L’Afghanistan, des générations plus tard
WASHINGTON | on s’affole encore une fois autour du président Trump. Il vient de dire non aux environnementalistes, mais s’apprête à dire oui aux militaires. Seize ans que les États-unis sont empêtrés en Afghanistan et ce n’est pas près de finir.
À la fin de 2001, tout juste après les attentats du 11 septembre, les soldats américains sont débarqués en Afghanistan avec deux objectifs: briser d’abord les reins d’Al-Qaïda, l’empêcher d’utiliser le pays comme base pour orchestrer et lancer des opérations terroristes; puis, chasser les talibans du pouvoir, eux qui avaient accueilli et protégé Oussama ben Laden et sa bande. C’est aussi pour cela que le Canada leur a donné un coup de main.
110 000 morts plus tard, cette interminable guerre afghane se poursuit toujours. Non seulement les talibans continuent de faire partie du décor, mais ils contrôlent même le tiers du pays. Al-Qaïda n’est plus dans le coup, mais l’organisation terroriste a été supplantée par plus sanguinaire encore, les militants de l’État islamique.
PLUS RIEN DE SACRÉ
Mercredi, quelques jours à peine après le début du Ramadan, supposément le mois le plus saint de l’islam, des extrémistes musulmans ont attaqué d’autres musulmans au coeur de Kaboul, la capitale. Une explosion terrible qui a ravagé le quartier des ambassades, fait plus de 90morts et 450blessés. Un cratère gigantesque, une orgie de sang et des gens malheureux à n’en plus finir.
Un flash d’horreur qui va éveiller les consciences une nouvelle fois et justifier les appels à «agir de manière décisive pour stabiliser enfin ce pays», qui n’a pas connu de paix véritable depuis des décennies. La réflexion à ce sujet a déjà beaucoup progressé à la Maison-Blanche, mais est cousue de paradoxes pour le président Trump.
Alors qu’il vient de dire à la planète entière que les États-Unis n’ont pas l’intention de se mêler de leurs problèmes environnementaux, il va annoncer qu’il s’intéresse aux problèmes afghans au point d’y envoyer des milliers de soldats supplémentaires et d’y commettre des milliards de dollars de plus.
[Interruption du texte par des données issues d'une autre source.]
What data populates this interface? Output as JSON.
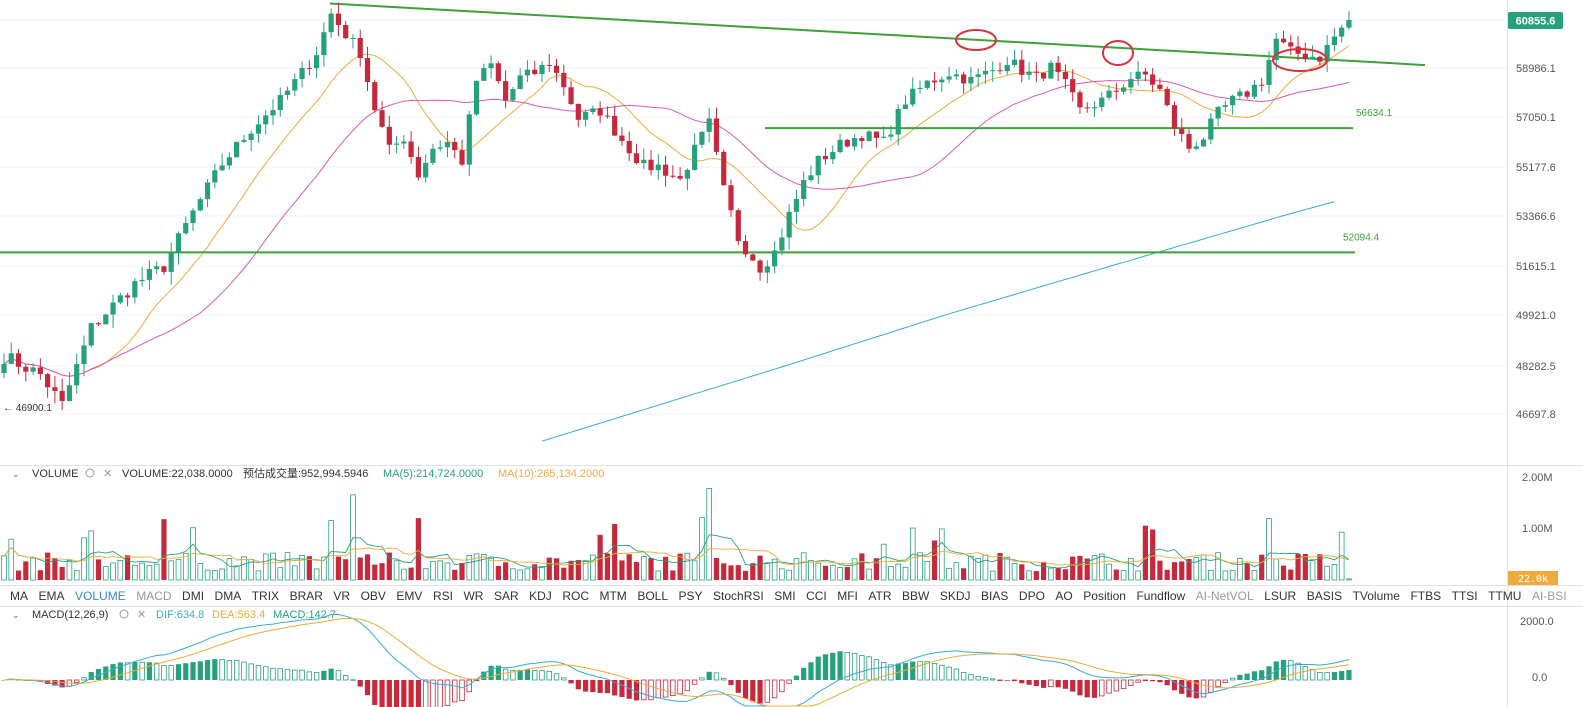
{
  "colors": {
    "up": "#26a17b",
    "down": "#c8283c",
    "ma_short": "#f0a93c",
    "ma_mid": "#d75ab4",
    "ma_long": "#3aa9d8",
    "trendline": "#3da03a",
    "annotation": "#d9323a",
    "grid": "#f0f0f0",
    "axis_text": "#555555",
    "last_price_bg": "#26a17b",
    "vol_badge_bg": "#f0a93c",
    "dif": "#3aa9d8",
    "dea": "#f0a93c",
    "macd_label": "#26a17b"
  },
  "chart_data": {
    "type": "candlestick",
    "price_axis": {
      "ticks": [
        "60855.6",
        "58986.1",
        "57050.1",
        "55177.6",
        "53366.6",
        "51615.1",
        "49921.0",
        "48282.5",
        "46697.8"
      ],
      "tick_values": [
        60855.6,
        58986.1,
        57050.1,
        55177.6,
        53366.6,
        51615.1,
        49921.0,
        48282.5,
        46697.8
      ],
      "last_price": "60855.6",
      "range": [
        45500,
        61500
      ]
    },
    "levels": [
      {
        "label": "56634.1",
        "value": 56634.1
      },
      {
        "label": "52094.4",
        "value": 52094.4
      }
    ],
    "low_marker": "← 46900.1",
    "volume_panel": {
      "name": "VOLUME",
      "value_text": "VOLUME:22,038.0000",
      "estimate_text": "预估成交量:952,994.5946",
      "ma5_text": "MA(5):214,724.0000",
      "ma10_text": "MA(10):265,134.2000",
      "ticks": [
        "2.00M",
        "1.00M"
      ],
      "tick_values": [
        2000000,
        1000000
      ],
      "badge": "22.0k"
    },
    "indicator_tabs": [
      "MA",
      "EMA",
      "VOLUME",
      "MACD",
      "DMI",
      "DMA",
      "TRIX",
      "BRAR",
      "VR",
      "OBV",
      "EMV",
      "RSI",
      "WR",
      "SAR",
      "KDJ",
      "ROC",
      "MTM",
      "BOLL",
      "PSY",
      "StochRSI",
      "SMI",
      "CCI",
      "MFI",
      "ATR",
      "BBW",
      "SKDJ",
      "BIAS",
      "DPO",
      "AO",
      "Position",
      "Fundflow",
      "AI-NetVOL",
      "LSUR",
      "BASIS",
      "TVolume",
      "FTBS",
      "TTSI",
      "TTMU",
      "AI-BSI"
    ],
    "active_tabs": [
      "VOLUME"
    ],
    "muted_tabs": [
      "MACD",
      "AI-NetVOL",
      "AI-BSI"
    ],
    "macd_panel": {
      "name": "MACD(12,26,9)",
      "dif_text": "DIF:634.8",
      "dea_text": "DEA:563.4",
      "macd_text": "MACD:142.7",
      "ticks": [
        "2000.0",
        "0.0"
      ],
      "tick_values": [
        2000,
        0
      ]
    },
    "anchors": [
      [
        0,
        48600
      ],
      [
        5,
        48000
      ],
      [
        8,
        47000
      ],
      [
        12,
        49500
      ],
      [
        18,
        51000
      ],
      [
        22,
        51600
      ],
      [
        26,
        53500
      ],
      [
        30,
        55300
      ],
      [
        34,
        56600
      ],
      [
        38,
        57700
      ],
      [
        41,
        58800
      ],
      [
        43,
        59600
      ],
      [
        45,
        61100
      ],
      [
        47,
        60300
      ],
      [
        49,
        59600
      ],
      [
        51,
        57400
      ],
      [
        53,
        55800
      ],
      [
        55,
        56300
      ],
      [
        57,
        54900
      ],
      [
        59,
        55900
      ],
      [
        61,
        56100
      ],
      [
        63,
        55400
      ],
      [
        65,
        58500
      ],
      [
        67,
        59100
      ],
      [
        69,
        57700
      ],
      [
        71,
        58600
      ],
      [
        73,
        58800
      ],
      [
        75,
        59200
      ],
      [
        77,
        58300
      ],
      [
        79,
        57000
      ],
      [
        82,
        57300
      ],
      [
        85,
        56200
      ],
      [
        88,
        55200
      ],
      [
        90,
        55200
      ],
      [
        93,
        54700
      ],
      [
        95,
        55800
      ],
      [
        97,
        56800
      ],
      [
        99,
        54300
      ],
      [
        101,
        52600
      ],
      [
        104,
        51600
      ],
      [
        106,
        52100
      ],
      [
        108,
        53400
      ],
      [
        110,
        54600
      ],
      [
        112,
        55400
      ],
      [
        115,
        56000
      ],
      [
        118,
        56400
      ],
      [
        121,
        56100
      ],
      [
        124,
        57700
      ],
      [
        127,
        58400
      ],
      [
        130,
        58800
      ],
      [
        133,
        58500
      ],
      [
        136,
        58900
      ],
      [
        138,
        59300
      ],
      [
        140,
        58900
      ],
      [
        142,
        58600
      ],
      [
        144,
        59000
      ],
      [
        146,
        58300
      ],
      [
        148,
        57300
      ],
      [
        151,
        57700
      ],
      [
        153,
        58100
      ],
      [
        155,
        58600
      ],
      [
        157,
        58700
      ],
      [
        159,
        58100
      ],
      [
        161,
        56700
      ],
      [
        163,
        55900
      ],
      [
        165,
        56300
      ],
      [
        167,
        57200
      ],
      [
        169,
        57700
      ],
      [
        171,
        58000
      ],
      [
        173,
        58500
      ],
      [
        175,
        60100
      ],
      [
        177,
        59600
      ],
      [
        179,
        59500
      ],
      [
        181,
        59400
      ],
      [
        183,
        60200
      ],
      [
        185,
        60855.6
      ]
    ]
  }
}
ET NOUS AUTRES, CETTE FOIS ?
«No way!»: le premier ministre Trudeau a été clair, le Canada ne va pas ajouter ses soldats à une mission renforcée de l’OTAN là-bas. Parce que Donald Trump se quête aussi de l’aide. Des 13 000 membres de la force internationale actuellement sur le terrain, 8400 sont américains.
La nouvelle stratégie exigerait jusqu’à 5000 militaires américains additionnels, mais plus intéressant encore, le président Trump laisserait ses généraux décider du nombre nécessaire de soldats, des cibles des bombardements et de l’intensité de ces raids. Cette guerre ne sera pas menée à la Maison Blanche, mais au Pentagone.
Quand les forces de l’OTAN ont mis fin, en 2015, à leurs opérations de combat pour se concentrer sur un rôle d’encadrement et de formation des troupes afghanes, la transition n’a surtout pas été perçue comme l’ultime triomphe après de longues batailles: pas de parade, pas de cérémonie officielle de capitulation, pas d’occupation du territoire ennemi après qu’il eut jeté les armes.
Le problème persiste, on ne sait toujours pas à quoi ressemblera la victoire en Afghanistan. Et lorsque j’entends qu’il faut «être patient», qu’il faudra «des générations pour ramener le calme» et que, parallèlement, on se prépare à laisser les mains libres aux généraux pour gérer ce merdier, je comprends que, d’une bataille à l’autre, d’un attentat à l’autre, ces lointaines contrées vont continuer d’empiler les années de misère.